Geneva University
École de physique - Département de physique nucléaire et corspusculaire
24, quai Ernest-Ansermet
1211 GENÈVE 4
Tél: (022) 379 62 73 - Fax: (022) 379 69 92
Monday 9 March 2009
COLLOQUIUM
at 17:00 – Stückelberg Auditorium
Are We Descended From Heavy Neutrinos?
Prof. Boris Kayser / Fermilab (Fermi National Accelerator Center, Geneva, Illinois, USA)
Neutrinos are among the most abundant particles in the universe. The discovery that they have nonzero masses has raised a number of very interesting questions about them, and about their connections to other areas of physics and to cosmology. After briefly reviewing what has been learned about the neutrinos so far, we will identify the major open questions, explain why they are interesting, and discuss ideas and plans for answering them through future experiments. We will highlight a particularly intriguing question: Are neutrinos the key to understanding why the universe contains matter but almost no antimatter, making it safe for life?
Organizer : Prof. Markus Büttiker
Wednesday 11 March 2009
PARTICLE PHYSICS SEMINAR
at 17:00 – Stückelberg Auditorium
What can we learn from top quark physics at CDF?
Dr. Alison Lister
After a brief introduction to (or reminder of) the Tevatron accelerator and the CDF experiment, we will delve into the depths of how a top physics analyses is done at CDF. We will follow through how each of the pieces used to measure the top quark cross section are obtained or measured and finally how all the pieces are put together to get a measurement as precise as the current best theoretical predictions.
We can then use that analysis infrastructure to search for new physics that appears in the top event sample, in this particular case by describing a search for fourth generation top-like quarks, one of the few CDF analyses to see something "fishy" we don’t fully understand.

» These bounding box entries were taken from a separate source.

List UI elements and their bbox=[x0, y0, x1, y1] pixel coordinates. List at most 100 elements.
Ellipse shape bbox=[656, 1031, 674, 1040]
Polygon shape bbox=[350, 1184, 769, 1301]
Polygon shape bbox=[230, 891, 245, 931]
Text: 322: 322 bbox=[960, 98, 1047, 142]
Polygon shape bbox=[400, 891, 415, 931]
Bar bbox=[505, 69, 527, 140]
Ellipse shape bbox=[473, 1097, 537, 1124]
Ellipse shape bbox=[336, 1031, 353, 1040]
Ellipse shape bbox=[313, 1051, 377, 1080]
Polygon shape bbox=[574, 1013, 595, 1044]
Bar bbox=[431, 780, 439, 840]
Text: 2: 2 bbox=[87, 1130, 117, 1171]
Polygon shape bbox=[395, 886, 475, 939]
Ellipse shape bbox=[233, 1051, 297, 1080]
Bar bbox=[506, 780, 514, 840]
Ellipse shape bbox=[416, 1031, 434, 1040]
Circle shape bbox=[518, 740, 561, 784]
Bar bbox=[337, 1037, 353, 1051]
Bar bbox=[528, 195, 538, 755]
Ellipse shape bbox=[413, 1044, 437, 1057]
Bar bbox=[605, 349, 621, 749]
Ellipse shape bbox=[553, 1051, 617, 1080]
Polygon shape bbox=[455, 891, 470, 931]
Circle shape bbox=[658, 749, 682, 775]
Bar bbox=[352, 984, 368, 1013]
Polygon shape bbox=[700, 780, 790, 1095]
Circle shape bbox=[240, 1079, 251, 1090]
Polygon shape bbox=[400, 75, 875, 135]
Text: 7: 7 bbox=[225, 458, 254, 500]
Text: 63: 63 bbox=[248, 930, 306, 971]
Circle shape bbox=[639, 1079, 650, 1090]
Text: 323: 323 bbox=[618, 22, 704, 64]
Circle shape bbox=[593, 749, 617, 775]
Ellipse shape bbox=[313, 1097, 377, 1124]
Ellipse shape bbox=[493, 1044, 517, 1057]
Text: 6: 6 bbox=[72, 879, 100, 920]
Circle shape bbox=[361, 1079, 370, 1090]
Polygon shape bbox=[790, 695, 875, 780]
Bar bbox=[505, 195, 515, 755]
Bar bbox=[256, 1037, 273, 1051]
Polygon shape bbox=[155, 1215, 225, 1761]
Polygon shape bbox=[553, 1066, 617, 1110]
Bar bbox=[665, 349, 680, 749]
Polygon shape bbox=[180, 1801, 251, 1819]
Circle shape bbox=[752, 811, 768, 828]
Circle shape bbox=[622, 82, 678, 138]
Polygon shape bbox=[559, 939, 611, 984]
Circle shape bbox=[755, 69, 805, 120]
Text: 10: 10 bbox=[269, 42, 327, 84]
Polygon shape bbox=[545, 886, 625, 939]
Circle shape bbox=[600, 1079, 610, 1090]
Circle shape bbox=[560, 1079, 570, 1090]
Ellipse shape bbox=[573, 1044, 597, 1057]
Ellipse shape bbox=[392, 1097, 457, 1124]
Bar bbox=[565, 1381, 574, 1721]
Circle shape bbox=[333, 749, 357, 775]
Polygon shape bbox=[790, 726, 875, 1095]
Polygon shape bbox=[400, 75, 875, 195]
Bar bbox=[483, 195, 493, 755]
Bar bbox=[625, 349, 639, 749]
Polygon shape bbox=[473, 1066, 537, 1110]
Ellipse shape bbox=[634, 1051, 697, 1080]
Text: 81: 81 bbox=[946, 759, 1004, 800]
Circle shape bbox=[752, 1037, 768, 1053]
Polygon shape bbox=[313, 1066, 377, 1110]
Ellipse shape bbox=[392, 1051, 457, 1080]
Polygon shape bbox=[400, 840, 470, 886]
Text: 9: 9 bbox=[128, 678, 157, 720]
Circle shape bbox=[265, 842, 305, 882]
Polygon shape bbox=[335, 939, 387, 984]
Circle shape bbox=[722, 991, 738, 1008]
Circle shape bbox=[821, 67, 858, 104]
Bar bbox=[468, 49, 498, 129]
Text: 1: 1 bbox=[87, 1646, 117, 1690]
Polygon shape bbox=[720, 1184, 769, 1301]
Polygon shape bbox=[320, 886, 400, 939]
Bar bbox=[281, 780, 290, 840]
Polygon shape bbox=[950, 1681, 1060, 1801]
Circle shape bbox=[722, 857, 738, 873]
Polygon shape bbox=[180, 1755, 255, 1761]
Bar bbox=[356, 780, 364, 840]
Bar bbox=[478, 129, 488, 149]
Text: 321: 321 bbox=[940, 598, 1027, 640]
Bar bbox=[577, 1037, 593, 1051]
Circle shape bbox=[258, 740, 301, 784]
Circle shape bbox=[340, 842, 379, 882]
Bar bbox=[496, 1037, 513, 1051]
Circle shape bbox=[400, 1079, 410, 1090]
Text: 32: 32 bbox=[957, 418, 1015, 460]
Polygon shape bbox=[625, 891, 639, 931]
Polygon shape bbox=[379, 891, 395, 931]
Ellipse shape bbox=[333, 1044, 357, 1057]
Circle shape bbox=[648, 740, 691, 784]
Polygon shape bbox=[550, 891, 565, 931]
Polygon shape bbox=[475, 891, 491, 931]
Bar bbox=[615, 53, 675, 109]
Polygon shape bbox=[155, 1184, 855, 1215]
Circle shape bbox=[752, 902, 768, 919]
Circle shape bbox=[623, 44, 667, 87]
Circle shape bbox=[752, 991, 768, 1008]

This seminar will aim to illustrate more the process of carrying out a measurement at a hadron collider than of showing the whole array of top physics results from CDF. As a result of this, the talk will be targeted implicitly at younger scientists who have maybe not yet been able to see data, or anyone from outside accelerator-based experiments who is curious to know how we actually get to our results we show at conferences.